In the course of this film, we get to know many of the singers, music preparers, conductor Cord Garben (who also created the performing version), and director Valentina Carrasco. What adds to the suspense and excitement is the race against time, particularly since a number of important participants, including the original director, changed or dropped out with little warning before the new work’s premiere.
Given the varied provenance of the visual sources, there are considerable differences in the properties of the final film. Fortunately, with the few exceptions that look like old home movies, the film and video sections are quite good.
Documentaries are not usually known for their great sound but this one has crisp dialogue and the intermittent musical snippets are very well reproduced in both soundtrack versions.
Trailers, trailers, trailers and a slender program booklet with a background essay on this operatic production.
The Definitive Word
Aside from its considerable reduction in performance time, Director Carrasco’s politically charged reconceptualization of Wagner’s Ring Cycle may not appeal to some viewers. However, given the universality of the operas’ themes, there is ample precedence for other revisionist approaches.
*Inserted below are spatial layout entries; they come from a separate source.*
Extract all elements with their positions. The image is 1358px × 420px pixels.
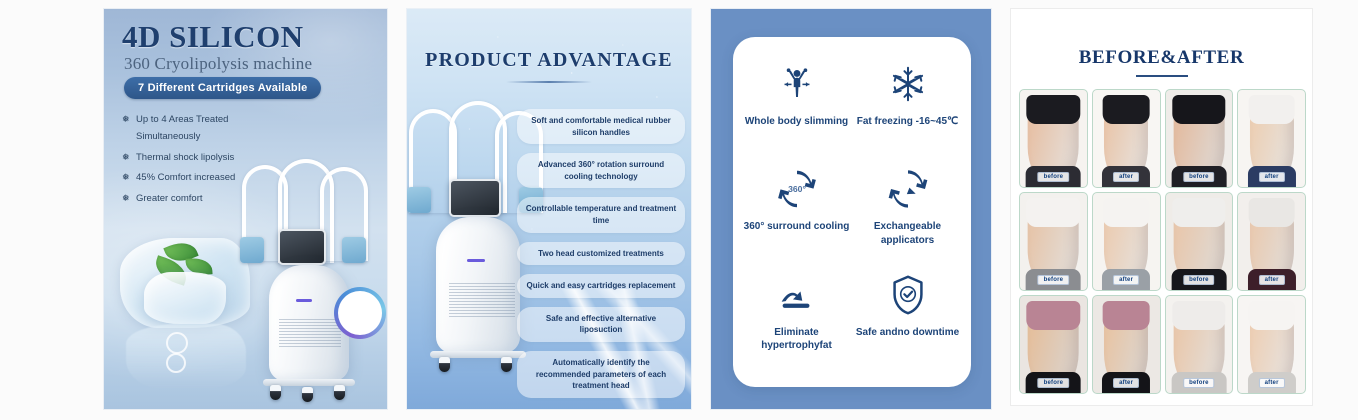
machine-illustration [234,159,384,409]
before-after-cell: before [1019,89,1088,188]
list-item: ❅Simultaneously [122,130,327,144]
before-after-cell: after [1092,89,1161,188]
phase-tag: before [1038,378,1070,388]
before-after-cell: after [1237,89,1306,188]
advantage-panel: PRODUCT ADVANTAGE Soft and comfortable m… [406,8,692,410]
torso-garment-top [1103,301,1150,330]
phase-tag: after [1113,275,1139,285]
phase-tag: after [1259,275,1285,285]
list-item-label: 45% Comfort increased [136,172,235,183]
feature-label: Whole body slimming [745,115,848,129]
feature-item-eliminate-fat: Eliminate hypertrophyfat [743,272,850,373]
before-after-cell: before [1165,89,1234,188]
torso-garment-top [1027,198,1080,227]
results-title: BEFORE&AFTER [1011,47,1312,69]
torso-garment-top [1027,95,1080,124]
phase-tag: after [1113,172,1139,182]
torso-garment-top [1172,95,1225,124]
status-led [296,299,312,302]
hero-subtitle: 360 Cryolipolysis machine [124,54,312,74]
snowflake-icon: ❅ [122,151,130,164]
torso-garment-top [1103,198,1150,227]
before-after-cell: after [1237,192,1306,291]
advantage-item: Advanced 360° rotation surround cooling … [517,153,685,188]
caster-wheel [501,357,512,372]
cartridge-holder [240,237,264,263]
ice-reflection [126,324,246,390]
control-screen[interactable] [278,229,326,265]
caster-wheel [270,385,281,400]
fat-reduction-icon [774,272,820,318]
list-item: ❅Up to 4 Areas Treated [122,113,327,127]
phase-tag: after [1259,172,1285,182]
before-after-cell: after [1237,295,1306,394]
applicator-coil [334,287,386,339]
advantage-list: Soft and comfortable medical rubber sili… [517,109,685,407]
list-item-label: Up to 4 Areas Treated [136,114,228,125]
control-screen[interactable] [449,179,501,217]
advantage-item: Soft and comfortable medical rubber sili… [517,109,685,144]
advantage-item: Automatically identify the recommended p… [517,351,685,398]
phase-tag: before [1183,275,1215,285]
cartridge-holder [407,187,431,213]
phase-tag: before [1183,378,1215,388]
snowflake-icon: ❅ [122,192,130,205]
feature-item-safe-no-downtime: Safe andno downtime [854,272,961,373]
before-after-cell: before [1019,192,1088,291]
body-slimming-icon [774,61,820,107]
advantage-item: Two head customized treatments [517,242,685,266]
feature-item-360-cooling: 360° 360° surround cooling [743,166,850,267]
list-item-label: Simultaneously [136,131,200,142]
before-after-grid: beforeafterbeforeafterbeforeafterbeforea… [1019,89,1306,394]
feature-label: Safe andno downtime [856,326,959,340]
torso-garment-top [1027,301,1080,330]
feature-label: Fat freezing -16~45℃ [857,115,959,129]
phase-tag: after [1259,378,1285,388]
rotation-360-icon: 360° [774,166,820,212]
cartridge-holder [342,237,366,263]
phase-tag: before [1038,172,1070,182]
water-ring [166,332,188,354]
advantage-item: Controllable temperature and treatment t… [517,197,685,232]
caster-wheel [302,387,313,402]
list-item-label: Greater comfort [136,193,203,204]
feature-label: Exchangeable applicators [854,220,961,247]
shield-check-icon [885,272,931,318]
snowflake-icon: ❅ [122,113,130,126]
title-underline [506,81,592,83]
features-card: Whole body slimming [733,37,971,387]
results-panel: BEFORE&AFTER beforeafterbeforeafterbefor… [1010,8,1313,406]
feature-label: Eliminate hypertrophyfat [743,326,850,353]
cartridges-badge: 7 Different Cartridges Available [124,77,321,99]
phase-tag: after [1113,378,1139,388]
title-underline [1136,75,1188,77]
before-after-cell: after [1092,192,1161,291]
vent-grille [449,283,515,317]
before-after-cell: before [1165,295,1234,394]
list-item-label: Thermal shock lipolysis [136,152,234,163]
snowflake-icon: ❅ [122,171,130,184]
phase-tag: before [1038,275,1070,285]
caster-wheel [439,357,450,372]
product-showcase-board: 4D SILICON 360 Cryolipolysis machine 7 D… [0,0,1358,420]
phase-tag: before [1183,172,1215,182]
water-ring [166,353,186,373]
torso-garment-top [1103,95,1150,124]
hero-title: 4D SILICON [122,19,304,55]
feature-item-exchangeable-applicators: Exchangeable applicators [854,166,961,267]
feature-label: 360° surround cooling [744,220,850,234]
vent-grille [279,319,341,349]
hero-panel: 4D SILICON 360 Cryolipolysis machine 7 D… [103,8,388,410]
exchange-arrows-icon [885,166,931,212]
torso-garment-top [1172,301,1225,330]
features-grid: Whole body slimming [743,61,961,373]
advantage-item: Quick and easy cartridges replacement [517,274,685,298]
svg-text:360°: 360° [788,184,806,194]
status-led [467,259,485,262]
caster-wheel [334,385,345,400]
before-after-cell: after [1092,295,1161,394]
features-panel: Whole body slimming [710,8,992,410]
snowflake-icon [885,61,931,107]
before-after-cell: before [1165,192,1234,291]
advantage-title: PRODUCT ADVANTAGE [407,49,691,72]
feature-item-whole-body-slimming: Whole body slimming [743,61,850,162]
before-after-cell: before [1019,295,1088,394]
torso-garment-top [1172,198,1225,227]
torso-garment-top [1248,301,1295,330]
ice-cube-small [144,272,226,324]
torso-garment-top [1248,198,1295,227]
torso-garment-top [1248,95,1295,124]
advantage-item: Safe and effective alternative liposucti… [517,307,685,342]
feature-item-fat-freezing: Fat freezing -16~45℃ [854,61,961,162]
The excitement of live performance is the uncertainty of its final product. Here we get a relatively unvarnished view of the entire creative process. Given the diverse nationalities of the participants and the potential for frequent tower of babel situations, the fact that everything came together is nothing short of a miracle.
The brilliance of this documentary, and it is brilliant, is how it captures the inchoate process of rethinking iconic works that we have had for more than a century. Films like this are few and far between, considering the brilliant editing, the production constraints, and the obstacles in the way. I am reminded of the incredible Werner Herzog film, Fitzcarraldo, that depicted an opera-lover who goes to the literal ends of the earth to recreate his dream in the middle of a jungle. Whether or not this film will get viewers to go the full route and seek out the three Blu-ray set of the entire production (I hope that it will), The Colón Ring is a vibrant testimonial to art overcoming all odds. Highly recommended.